Falls were curbed by a weaker dollar following the Federal Reserve’s decision to keep its overnight interest rate unchanged and the release of a statement suggesting concern about global events had diminished, but not squashed chances of a rate hike in March.
Saudi Arabia’s deputy minister for company affairs at the Ministry of Petroleum and Mineral Resources said on Thursday in Tokyo that OPEC estimates global oversupply to be around 2 million barrels per day (bpd).
“So it will take some time for the market to rebalance,” said Aabed A. Al-Saadoun. But he added that “we feel that the market will begin to come into balance in 2016 and that demand for energy in all forms will continue to increase”.

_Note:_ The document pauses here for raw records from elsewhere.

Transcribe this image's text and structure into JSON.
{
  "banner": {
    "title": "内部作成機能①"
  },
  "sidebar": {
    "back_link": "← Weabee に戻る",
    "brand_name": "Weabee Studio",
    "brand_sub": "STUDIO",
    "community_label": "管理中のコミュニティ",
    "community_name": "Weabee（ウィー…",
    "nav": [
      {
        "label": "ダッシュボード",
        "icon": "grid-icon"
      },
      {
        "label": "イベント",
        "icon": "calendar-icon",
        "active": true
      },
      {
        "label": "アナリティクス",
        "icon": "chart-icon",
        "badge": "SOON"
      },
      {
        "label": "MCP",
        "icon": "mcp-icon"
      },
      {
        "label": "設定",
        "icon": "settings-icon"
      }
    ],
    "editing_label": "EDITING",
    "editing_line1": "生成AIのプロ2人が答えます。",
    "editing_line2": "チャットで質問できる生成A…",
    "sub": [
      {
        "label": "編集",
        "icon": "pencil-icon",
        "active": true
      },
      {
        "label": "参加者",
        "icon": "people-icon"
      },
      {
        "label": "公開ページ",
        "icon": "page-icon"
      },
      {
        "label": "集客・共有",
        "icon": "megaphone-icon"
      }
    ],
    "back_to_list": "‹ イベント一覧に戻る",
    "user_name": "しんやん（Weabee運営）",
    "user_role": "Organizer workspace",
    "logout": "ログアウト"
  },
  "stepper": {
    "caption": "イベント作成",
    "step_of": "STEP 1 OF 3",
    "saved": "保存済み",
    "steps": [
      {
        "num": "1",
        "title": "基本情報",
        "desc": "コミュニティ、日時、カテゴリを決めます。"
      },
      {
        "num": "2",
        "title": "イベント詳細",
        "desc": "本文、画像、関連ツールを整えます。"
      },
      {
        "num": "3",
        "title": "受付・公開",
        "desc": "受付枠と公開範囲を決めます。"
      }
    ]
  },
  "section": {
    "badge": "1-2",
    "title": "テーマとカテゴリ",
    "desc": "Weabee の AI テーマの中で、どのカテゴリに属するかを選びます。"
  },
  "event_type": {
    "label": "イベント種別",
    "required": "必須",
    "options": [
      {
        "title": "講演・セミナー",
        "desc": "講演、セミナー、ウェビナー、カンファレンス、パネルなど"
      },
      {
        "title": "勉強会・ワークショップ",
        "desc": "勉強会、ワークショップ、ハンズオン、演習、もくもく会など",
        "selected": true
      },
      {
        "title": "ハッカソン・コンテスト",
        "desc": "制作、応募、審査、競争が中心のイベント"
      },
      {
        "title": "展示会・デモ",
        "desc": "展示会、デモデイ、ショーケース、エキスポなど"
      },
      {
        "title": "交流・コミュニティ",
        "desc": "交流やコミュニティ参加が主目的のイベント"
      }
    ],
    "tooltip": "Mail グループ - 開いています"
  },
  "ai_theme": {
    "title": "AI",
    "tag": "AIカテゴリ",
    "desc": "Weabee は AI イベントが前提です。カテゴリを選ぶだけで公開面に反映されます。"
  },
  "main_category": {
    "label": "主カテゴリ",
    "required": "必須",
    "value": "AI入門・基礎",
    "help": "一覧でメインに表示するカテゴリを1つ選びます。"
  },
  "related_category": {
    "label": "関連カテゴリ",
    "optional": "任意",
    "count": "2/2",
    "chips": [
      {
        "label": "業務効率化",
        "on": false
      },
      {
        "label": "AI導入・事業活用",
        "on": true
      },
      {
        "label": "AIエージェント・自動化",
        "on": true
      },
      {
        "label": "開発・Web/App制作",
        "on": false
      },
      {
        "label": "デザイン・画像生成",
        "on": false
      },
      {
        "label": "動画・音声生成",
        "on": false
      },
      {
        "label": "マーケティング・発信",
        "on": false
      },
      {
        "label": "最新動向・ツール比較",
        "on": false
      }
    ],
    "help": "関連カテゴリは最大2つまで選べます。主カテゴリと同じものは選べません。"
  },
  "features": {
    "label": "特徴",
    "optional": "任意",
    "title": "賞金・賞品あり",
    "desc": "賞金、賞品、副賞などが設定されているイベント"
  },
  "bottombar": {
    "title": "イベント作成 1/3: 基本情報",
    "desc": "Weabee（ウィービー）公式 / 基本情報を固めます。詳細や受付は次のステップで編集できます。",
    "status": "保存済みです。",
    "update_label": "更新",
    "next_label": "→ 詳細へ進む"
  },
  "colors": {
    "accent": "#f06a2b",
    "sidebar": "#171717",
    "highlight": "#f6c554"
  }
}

Brent crude had eased 24 cents to $32.86 a barrel by 0736 GMT, after ending up 4.1 percent at $33.10 in the previous session.
U.S. crude declined 31 cents to $31.99 a barrel. It settled the previous session up 85 cents at $32.30, a 2.7 percent gain.
Russian officials have decided they should talk to Saudi Arabia and other OPEC countries about output cuts to bolster oil prices, the head of Russia’s pipeline monopoly said on Wednesday.
The Energy Information Administration said on Wednesday that U.S. crude inventories climbed by 8.4 million barrels last week, higher than analyst expectations for a rise of 3.3 million barrels.
That brought crude inventories to the highest level since the EIA began tracking the data.
But crude stocks at the Cushing, Oklahoma, delivery hub fell by 771,000 barrels, which supported oil prices.
“Overall inventories rose by 8.38 million barrels. This helped to narrow the spread between Brent and WTI overnight,” ANZ said in a note on Thursday.
Daniel Ang at Phillip Futures said: “We remain slightly sceptical of further increases with the current weak fundamentals. We believe that the slight weakening of the U.S. dollar could be giving the extra push to break the current resistance for WTI and Brent, however, that should not last for long.”
On the outlook for the global upstream sector this year, Wood Mackenzie said in a report: “As companies re-shape their portfolios for the lower oil price environment, exploration spend will be hit hard, to less than half of the 2014 peak.”
Wall Street stocks and the dollar fell on Wednesday after the Fed left rates unchanged. Asian shares rose slightly in choppy trade on Thursday.